Expanding Affordable Rental Housing Opportunities.

  • Risk-Sharing Pilots for Small Multifamily and Single-Family Rental. Housing policy should place greater emphasis on the small rental property inventory, much of which is inhabited by Seniors in our central cities. This inventory provides the majority of affordable rental housing opportunities in this country. FHA risk-sharing pilots could increase lender and secondary market participation and advance understanding about the financing needs of this stock.

  • Simplify Subsidy Layering. Affordable Seniors housing developments often require multiple partners and subsidy sources. These structures add complexity and cost. At the same time, other rules inhibit the provision of both debt and equity resources by the same investor in tax credit properties. The Commission could greatly enhance efficiencies in affordable Seniors housing production by focusing on ways to improve the ability of different subsidy programs to work together.
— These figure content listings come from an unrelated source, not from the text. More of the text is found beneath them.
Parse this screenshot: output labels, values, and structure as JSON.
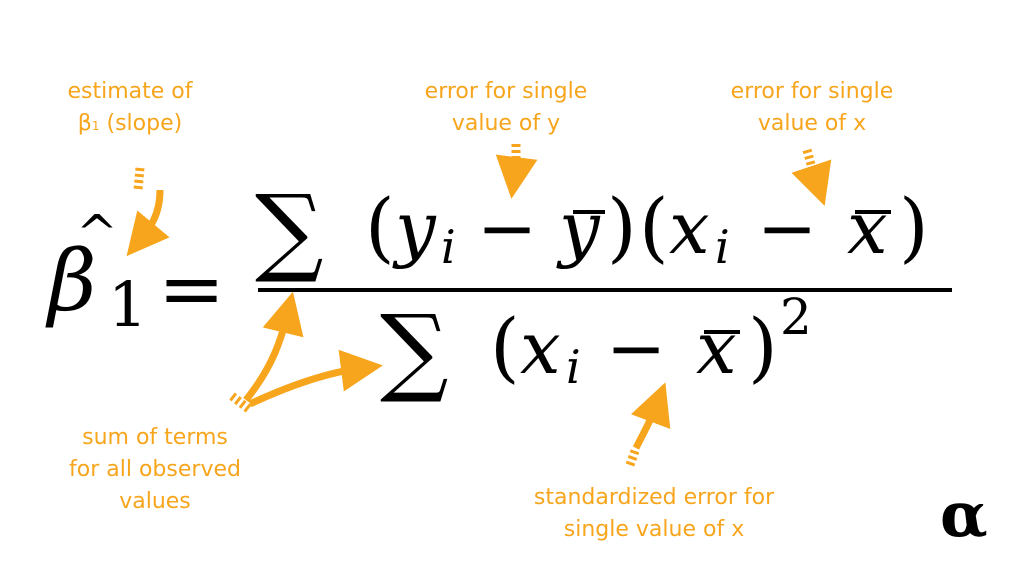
{
  "colors": {
    "annotation": "#F7A51C",
    "formula": "#000000"
  },
  "formula": {
    "lhs_symbol": "β",
    "lhs_hat": "^",
    "lhs_subscript": "1",
    "equals": "=",
    "sum": "∑",
    "numerator_y": "y",
    "numerator_i1": "i",
    "minus": "−",
    "numerator_ybar": "y",
    "numerator_x": "x",
    "numerator_i2": "i",
    "numerator_xbar": "x",
    "denominator_x": "x",
    "denominator_i": "i",
    "denominator_xbar": "x",
    "power": "2",
    "open_paren": "(",
    "close_paren": ")"
  },
  "annotations": {
    "estimate_line1": "estimate of",
    "estimate_beta": "β",
    "estimate_sub": "1",
    "estimate_slope": "(slope)",
    "error_y_line1": "error for single",
    "error_y_line2": "value of y",
    "error_x_line1": "error for single",
    "error_x_line2": "value of x",
    "sum_line1": "sum of terms",
    "sum_line2": "for all observed",
    "sum_line3": "values",
    "std_line1": "standardized error for",
    "std_line2": "single value of x"
  },
  "logo": "α"
}
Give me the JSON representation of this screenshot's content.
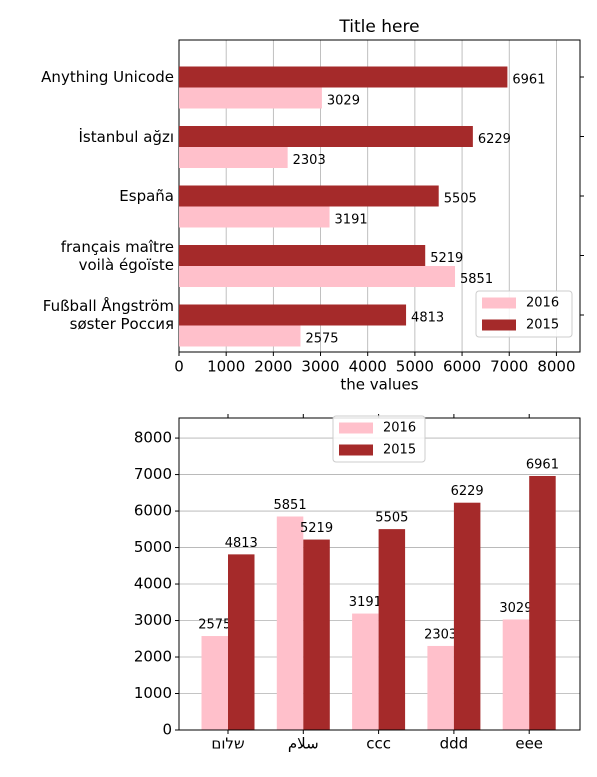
{
  "chart_data": [
    {
      "type": "hbar",
      "title": "Title here",
      "x_label": "the values",
      "categories": [
        "Fußball Ångström\nsøster Россия",
        "français maître\nvoilà égoïste",
        "España",
        "İstanbul ağzı",
        "Anything Unicode"
      ],
      "series": [
        {
          "name": "2016",
          "color": "#ffc0cb",
          "values": [
            2575,
            5851,
            3191,
            2303,
            3029
          ]
        },
        {
          "name": "2015",
          "color": "#a52a2a",
          "values": [
            4813,
            5219,
            5505,
            6229,
            6961
          ]
        }
      ],
      "xlim": [
        0,
        8500
      ],
      "xticks": [
        0,
        1000,
        2000,
        3000,
        4000,
        5000,
        6000,
        7000,
        8000
      ],
      "grid": true,
      "legend": "lower right"
    },
    {
      "type": "bar",
      "categories": [
        "שלום",
        "سلام",
        "ccc",
        "ddd",
        "eee"
      ],
      "series": [
        {
          "name": "2016",
          "color": "#ffc0cb",
          "values": [
            2575,
            5851,
            3191,
            2303,
            3029
          ]
        },
        {
          "name": "2015",
          "color": "#a52a2a",
          "values": [
            4813,
            5219,
            5505,
            6229,
            6961
          ]
        }
      ],
      "ylim": [
        0,
        8550
      ],
      "yticks": [
        0,
        1000,
        2000,
        3000,
        4000,
        5000,
        6000,
        7000,
        8000
      ],
      "grid": true,
      "legend": "upper center"
    }
  ]
}
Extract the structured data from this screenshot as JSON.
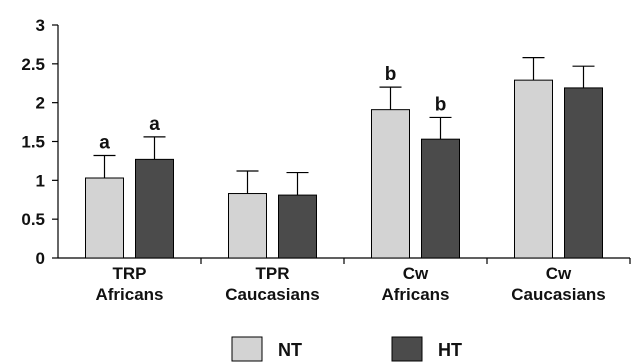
{
  "chart_data": {
    "type": "bar",
    "categories": [
      [
        "TRP",
        "Africans"
      ],
      [
        "TPR",
        "Caucasians"
      ],
      [
        "Cw",
        "Africans"
      ],
      [
        "Cw",
        "Caucasians"
      ]
    ],
    "series": [
      {
        "name": "NT",
        "color": "#d3d3d3",
        "values": [
          1.03,
          0.83,
          1.91,
          2.29
        ],
        "errors": [
          0.29,
          0.29,
          0.29,
          0.29
        ],
        "annotations": [
          "a",
          "",
          "b",
          ""
        ]
      },
      {
        "name": "HT",
        "color": "#4b4b4b",
        "values": [
          1.27,
          0.81,
          1.53,
          2.19
        ],
        "errors": [
          0.29,
          0.29,
          0.28,
          0.28
        ],
        "annotations": [
          "a",
          "",
          "b",
          ""
        ]
      }
    ],
    "yticks": [
      0,
      0.5,
      1,
      1.5,
      2,
      2.5,
      3
    ],
    "ytick_labels": [
      "0",
      "0.5",
      "1",
      "1.5",
      "2",
      "2.5",
      "3"
    ],
    "ylim": [
      0,
      3
    ],
    "grid": false,
    "legend_position": "bottom-center",
    "title": "",
    "xlabel": "",
    "ylabel": ""
  }
}
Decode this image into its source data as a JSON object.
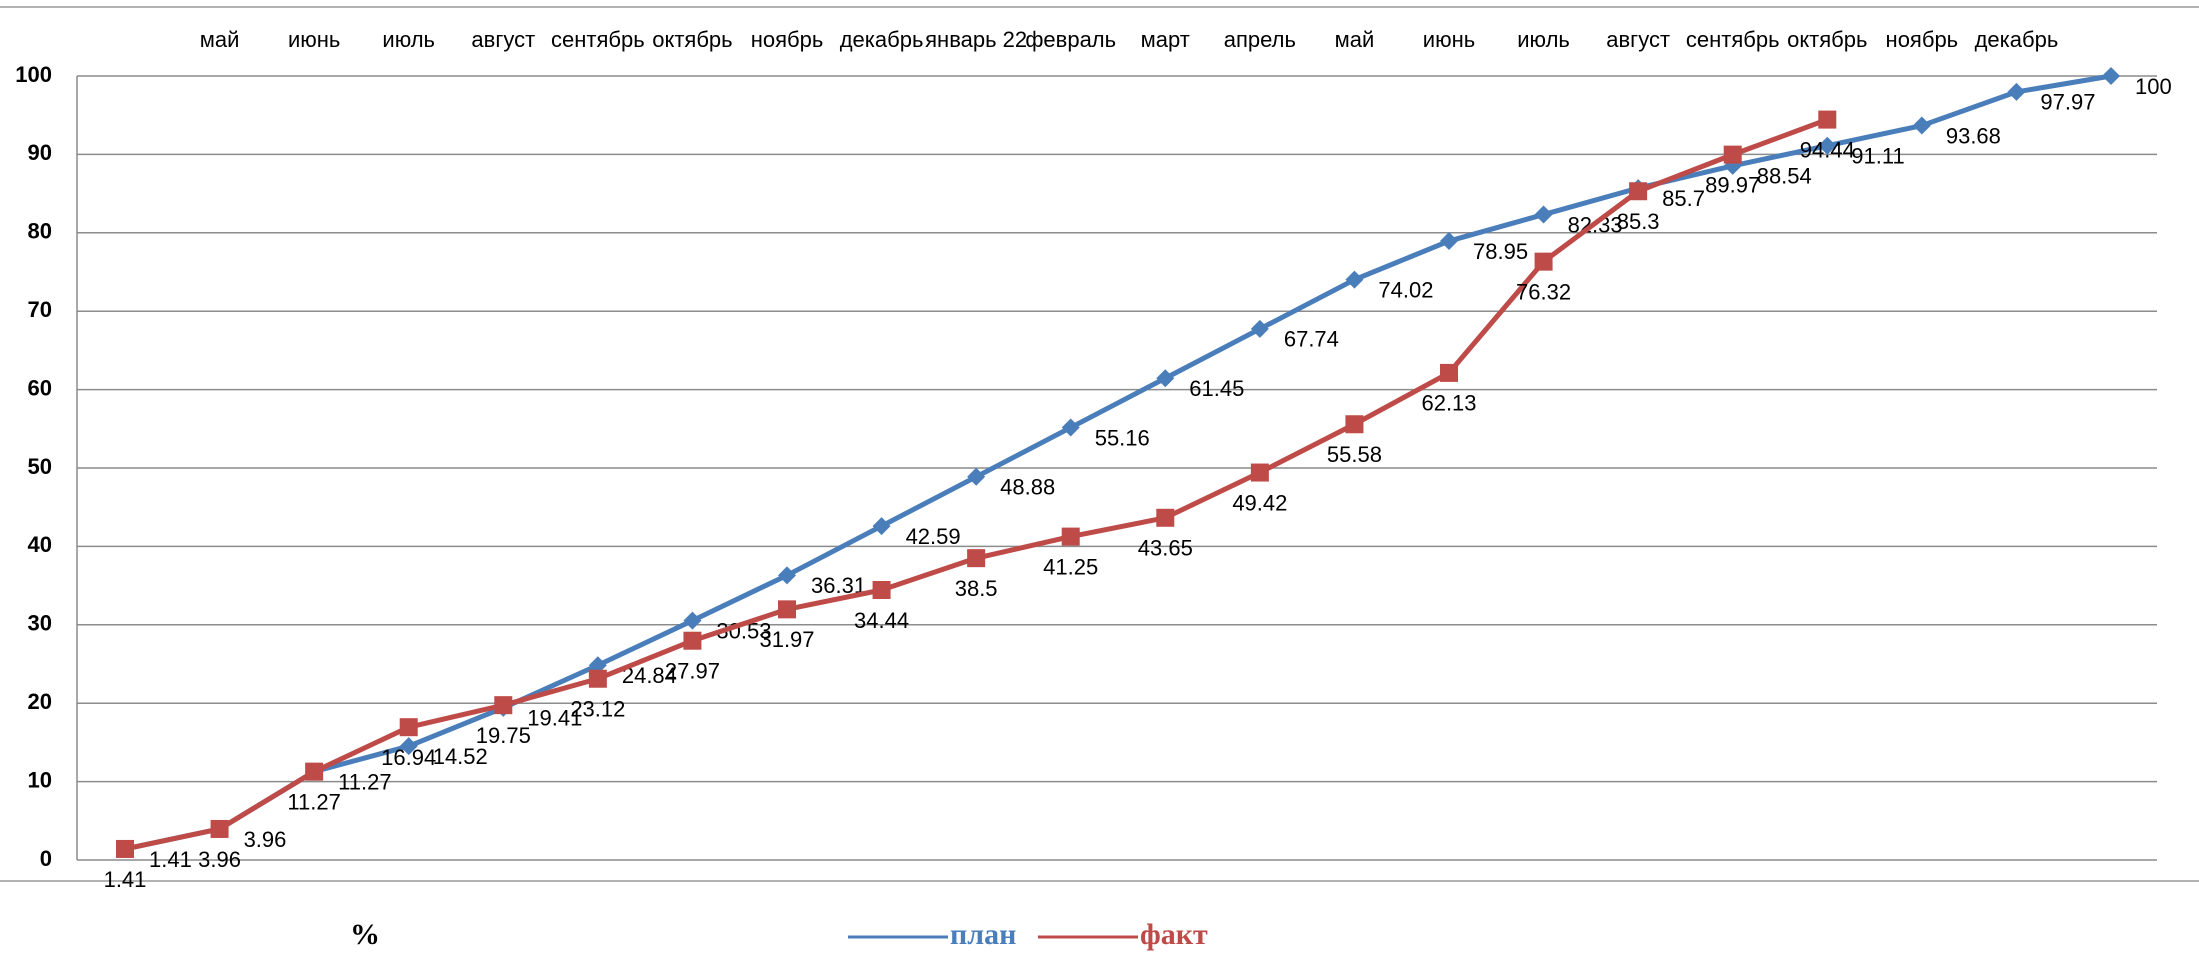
{
  "chart_data": {
    "type": "line",
    "y_label": "%",
    "categories": [
      null,
      "май",
      "июнь",
      "июль",
      "август",
      "сентябрь",
      "октябрь",
      "ноябрь",
      "декабрь",
      "январь 22",
      "февраль",
      "март",
      "апрель",
      "май",
      "июнь",
      "июль",
      "август",
      "сентябрь",
      "октябрь",
      "ноябрь",
      "декабрь",
      null
    ],
    "series": [
      {
        "name": "план",
        "color": "#4a7ebb",
        "marker": "diamond",
        "values": [
          1.41,
          3.96,
          11.27,
          14.52,
          19.41,
          24.84,
          30.53,
          36.31,
          42.59,
          48.88,
          55.16,
          61.45,
          67.74,
          74.02,
          78.95,
          82.33,
          85.7,
          88.54,
          91.11,
          93.68,
          97.97,
          100
        ]
      },
      {
        "name": "факт",
        "color": "#be4b48",
        "marker": "square",
        "values": [
          1.41,
          3.96,
          11.27,
          16.94,
          19.75,
          23.12,
          27.97,
          31.97,
          34.44,
          38.5,
          41.25,
          43.65,
          49.42,
          55.58,
          62.13,
          76.32,
          85.3,
          89.97,
          94.44,
          null,
          null,
          null
        ]
      }
    ],
    "ylim": [
      0,
      100
    ],
    "yticks": [
      0,
      10,
      20,
      30,
      40,
      50,
      60,
      70,
      80,
      90,
      100
    ],
    "grid": true
  }
}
  • Section 236 and Risk-Sharing. HUD policies that prohibit the combination of its multifamily risk-sharing program and Section 236 properties undermine opportunities to preserve some of the older affordable housing stock which house large numbers of Seniors.
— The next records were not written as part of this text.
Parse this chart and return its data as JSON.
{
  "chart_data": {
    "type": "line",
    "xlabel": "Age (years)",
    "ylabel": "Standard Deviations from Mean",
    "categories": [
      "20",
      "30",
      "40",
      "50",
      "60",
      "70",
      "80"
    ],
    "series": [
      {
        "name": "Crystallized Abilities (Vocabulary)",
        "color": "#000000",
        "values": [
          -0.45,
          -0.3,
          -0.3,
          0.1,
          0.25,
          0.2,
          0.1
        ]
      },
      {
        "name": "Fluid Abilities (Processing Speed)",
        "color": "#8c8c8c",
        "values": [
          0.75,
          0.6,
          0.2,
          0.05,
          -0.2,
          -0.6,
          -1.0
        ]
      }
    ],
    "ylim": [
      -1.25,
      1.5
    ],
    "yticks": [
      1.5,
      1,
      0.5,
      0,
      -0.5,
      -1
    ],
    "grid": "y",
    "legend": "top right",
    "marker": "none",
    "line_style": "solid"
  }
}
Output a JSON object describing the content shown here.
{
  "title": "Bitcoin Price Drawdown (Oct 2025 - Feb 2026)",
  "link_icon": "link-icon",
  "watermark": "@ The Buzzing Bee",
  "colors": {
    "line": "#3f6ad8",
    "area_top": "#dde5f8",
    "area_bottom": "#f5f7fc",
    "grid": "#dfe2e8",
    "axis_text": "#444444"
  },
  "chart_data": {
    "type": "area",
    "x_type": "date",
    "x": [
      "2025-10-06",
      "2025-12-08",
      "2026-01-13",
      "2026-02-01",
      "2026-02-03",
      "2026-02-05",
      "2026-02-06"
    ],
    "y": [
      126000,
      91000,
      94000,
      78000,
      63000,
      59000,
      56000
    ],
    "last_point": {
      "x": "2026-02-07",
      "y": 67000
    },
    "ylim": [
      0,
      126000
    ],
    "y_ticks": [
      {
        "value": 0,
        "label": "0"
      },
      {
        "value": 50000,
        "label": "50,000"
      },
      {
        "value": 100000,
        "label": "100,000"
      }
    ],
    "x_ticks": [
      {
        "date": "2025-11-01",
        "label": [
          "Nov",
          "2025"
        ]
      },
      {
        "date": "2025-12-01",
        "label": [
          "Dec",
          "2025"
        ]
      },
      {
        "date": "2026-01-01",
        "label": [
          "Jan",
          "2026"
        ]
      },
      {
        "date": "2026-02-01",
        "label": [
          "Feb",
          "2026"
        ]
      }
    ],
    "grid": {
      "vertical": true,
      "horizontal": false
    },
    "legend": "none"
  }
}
  • Tax Credit Property Transfers. The IRS requires an LIHTC property owner to purchase an insurance company bond at a significant premium to cover the compliance risk for the remainder of the 15-year term when the existing owner transfers the LIHTC property to a new owner. Eliminating the bonding requirement could allow some current owners to self-insure and save transaction costs.

  • Better Market Information. The public sector could greatly improve market efficiency and market participation in affordable Senior housing lending and investment by collecting and disseminating aggregated key statistics on multifamily markets.

V.  Conclusions

This letter has suggested a policy framework and a series of policy proposals to further the national housing goal of providing decent, safe, and affordable homes for Seniors. Fannie Mae hopes that this letter has provided useful policy ideas and insights that will help shape the Seniors Commission's work. Our employees are also available to provide you with their insights and expertise.
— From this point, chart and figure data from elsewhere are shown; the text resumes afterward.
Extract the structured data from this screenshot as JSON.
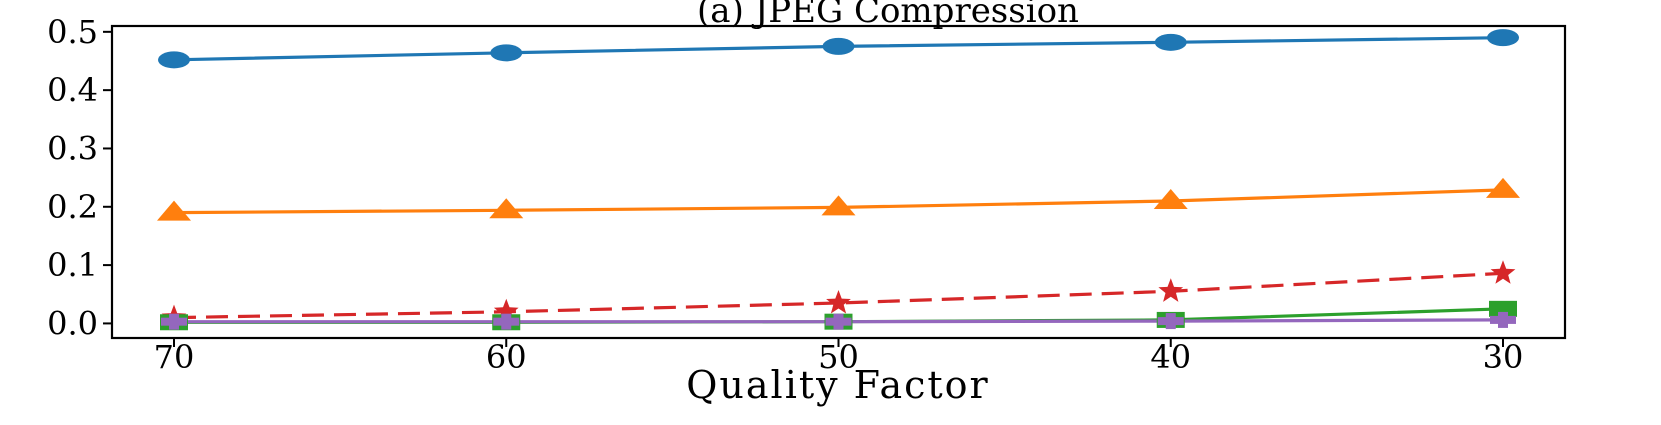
{
  "chart_data": {
    "type": "line",
    "title": "(a)  JPEG Compression",
    "xlabel": "Quality Factor",
    "ylabel": "",
    "x": [
      70,
      60,
      50,
      40,
      30
    ],
    "x_ticks": [
      "70",
      "60",
      "50",
      "40",
      "30"
    ],
    "y_ticks": [
      "0.0",
      "0.1",
      "0.2",
      "0.3",
      "0.4",
      "0.5"
    ],
    "ylim": [
      -0.025,
      0.51
    ],
    "grid": false,
    "series": [
      {
        "color": "#1f77b4",
        "marker": "circle",
        "dash": "solid",
        "values": [
          0.452,
          0.464,
          0.475,
          0.482,
          0.49
        ]
      },
      {
        "color": "#ff7f0e",
        "marker": "triangle",
        "dash": "solid",
        "values": [
          0.19,
          0.194,
          0.199,
          0.21,
          0.229
        ]
      },
      {
        "color": "#d62728",
        "marker": "star",
        "dash": "dashed",
        "values": [
          0.01,
          0.02,
          0.035,
          0.055,
          0.086
        ]
      },
      {
        "color": "#2ca02c",
        "marker": "square",
        "dash": "solid",
        "values": [
          0.002,
          0.002,
          0.003,
          0.006,
          0.025
        ]
      },
      {
        "color": "#9467bd",
        "marker": "plus",
        "dash": "solid",
        "values": [
          0.003,
          0.003,
          0.003,
          0.004,
          0.006
        ]
      }
    ]
  }
}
As the country continues to make progress toward our national housing goals, the remaining housing needs become more complicated and intractable. Solving these problems will require public resources. At the same time, the private sector can bring expertise, additional resources, and operational efficiencies to bear in helping to tackle these housing problems. The best policy environment includes one where the public sector continues to build on effective partnerships with the for-profit and the not-for-profit communities. A strong, effective public sector role in the provision of resources, in sharing risks, and in lowering the costs of regulations is essential for success.

The task you have before you is daunting. We hope that the discussion and recommendations in this document add value to your deliberations and provide you with practical and pragmatic advice. Fannie Mae stands ready to assist you in your task in any way we can.